Tour de France and Vuelta a España champion said he couldn't miss out on giving the World Championships time trial a shot despite not training specifically for the event

Chris Froome refuses to set home and let an opportunity to become world champion in Bergen, Norway, pass by.

Team Sky’s star will represent Great Britain today in the individual time trial, on a course covers 31 kilometres and ends with a 3.4-kilometre climb.

>>> Is it worth riders making bike changes for the final climb of the Worlds time trial?

Froome just returned from Spain where he won the Vuelta a España to complete a double with this Tour de France victory in July. On Sunday, he helped Sky to a bronze medal in the team time trial.

“It’s not something I’ve trained specifically for,” Froome told the Telegraph. “I’ve come here off the back of the Tour and the Vuelta with whatever form I’ve got on that start line. And I’m up against guys who have focused the last few months of their season specifically one this.

“So it’s a tricky one. But at the same time I’d much rather be here and be giving it a shot, rather than being at home and wondering ‘what if?'”

German Tony Martin will defend his title and start last, with Froome beginning third to last, just before his top rival, Dutchman Tom Dumoulin.

Dumoulin won the Giro d’Italia and backed off to train specifically for the World Championships time trial and road race. He helped Sunweb to the team time trial gold medal already on Sunday.

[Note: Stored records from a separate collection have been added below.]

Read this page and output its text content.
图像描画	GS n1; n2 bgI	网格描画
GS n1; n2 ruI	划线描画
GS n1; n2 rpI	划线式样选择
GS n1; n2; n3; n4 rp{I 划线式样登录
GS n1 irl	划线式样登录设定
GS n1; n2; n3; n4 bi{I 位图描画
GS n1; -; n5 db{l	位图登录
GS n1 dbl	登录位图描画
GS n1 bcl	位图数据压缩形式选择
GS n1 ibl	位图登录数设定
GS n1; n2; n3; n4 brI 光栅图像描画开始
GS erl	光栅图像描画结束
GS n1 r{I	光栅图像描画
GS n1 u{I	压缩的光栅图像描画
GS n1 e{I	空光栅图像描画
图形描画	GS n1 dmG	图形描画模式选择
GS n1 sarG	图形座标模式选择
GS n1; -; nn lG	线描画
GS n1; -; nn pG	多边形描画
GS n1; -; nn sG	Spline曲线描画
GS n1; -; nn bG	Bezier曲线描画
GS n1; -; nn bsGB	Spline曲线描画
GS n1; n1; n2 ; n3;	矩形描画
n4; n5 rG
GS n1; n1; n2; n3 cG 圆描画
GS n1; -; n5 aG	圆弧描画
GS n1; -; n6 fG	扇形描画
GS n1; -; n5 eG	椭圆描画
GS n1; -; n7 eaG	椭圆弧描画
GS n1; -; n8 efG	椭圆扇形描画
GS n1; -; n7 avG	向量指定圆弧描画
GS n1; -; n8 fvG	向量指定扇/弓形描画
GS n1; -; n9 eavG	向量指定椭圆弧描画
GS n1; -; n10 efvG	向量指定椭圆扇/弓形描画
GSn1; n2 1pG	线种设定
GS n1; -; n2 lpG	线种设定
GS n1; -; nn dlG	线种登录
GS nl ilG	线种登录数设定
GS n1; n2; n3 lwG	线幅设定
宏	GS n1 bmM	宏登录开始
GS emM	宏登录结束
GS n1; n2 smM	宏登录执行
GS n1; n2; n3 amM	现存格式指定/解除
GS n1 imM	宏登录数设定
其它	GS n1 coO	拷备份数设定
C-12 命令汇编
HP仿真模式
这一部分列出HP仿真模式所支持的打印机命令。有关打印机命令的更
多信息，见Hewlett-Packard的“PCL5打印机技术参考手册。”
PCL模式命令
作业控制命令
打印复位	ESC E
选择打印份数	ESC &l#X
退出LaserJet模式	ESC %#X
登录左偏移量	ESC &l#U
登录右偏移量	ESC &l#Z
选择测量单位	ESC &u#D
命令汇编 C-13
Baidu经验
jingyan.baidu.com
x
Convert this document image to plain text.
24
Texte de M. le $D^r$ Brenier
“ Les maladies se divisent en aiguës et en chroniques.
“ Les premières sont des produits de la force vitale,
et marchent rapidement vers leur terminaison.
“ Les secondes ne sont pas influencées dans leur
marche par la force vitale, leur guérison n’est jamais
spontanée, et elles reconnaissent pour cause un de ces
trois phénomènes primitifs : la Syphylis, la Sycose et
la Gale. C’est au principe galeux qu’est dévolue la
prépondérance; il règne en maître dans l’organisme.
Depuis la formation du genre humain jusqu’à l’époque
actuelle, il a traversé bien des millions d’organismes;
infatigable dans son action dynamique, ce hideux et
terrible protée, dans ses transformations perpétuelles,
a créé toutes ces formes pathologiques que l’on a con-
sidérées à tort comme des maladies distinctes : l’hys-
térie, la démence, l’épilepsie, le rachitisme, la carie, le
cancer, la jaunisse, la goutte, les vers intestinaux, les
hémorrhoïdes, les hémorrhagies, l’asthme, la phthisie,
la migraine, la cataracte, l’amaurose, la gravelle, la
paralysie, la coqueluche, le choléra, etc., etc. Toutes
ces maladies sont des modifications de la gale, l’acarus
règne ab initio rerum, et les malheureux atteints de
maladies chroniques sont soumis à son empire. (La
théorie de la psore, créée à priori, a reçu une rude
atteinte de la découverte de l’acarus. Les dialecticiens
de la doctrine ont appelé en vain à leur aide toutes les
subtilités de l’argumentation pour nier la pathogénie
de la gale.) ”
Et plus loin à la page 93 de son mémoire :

Froome’s Grand Tour campaign saw him become the first rider to win the Tour/Vuelta double since Spain moved its race to the late summer date in 1995.

In the Vuelta, Froome won one summit finish stage and the time trial. The effort, however, could leave him without fuel in the tank.

“I’ve no expectations for Wednesday but if I could pull it off it would be magic, an incredible end to what has been an incredible season already.”

The only Brits to have won the time trial title are Chris Boardman in 1994 and Bradley Wiggins in 2014.

The Bergen course is forcing many top stars to plan a bike change before the summit finish. The time trial climbs 3.4 kilometres at an average of 9.1 per cent.

“I estimate you’d probably lose about 15 seconds in loss of momentum and getting on the bike again and getting back up to speed,” Froome said.

“Of course time trials can be lost by five or 10 seconds. So it could be decisive.”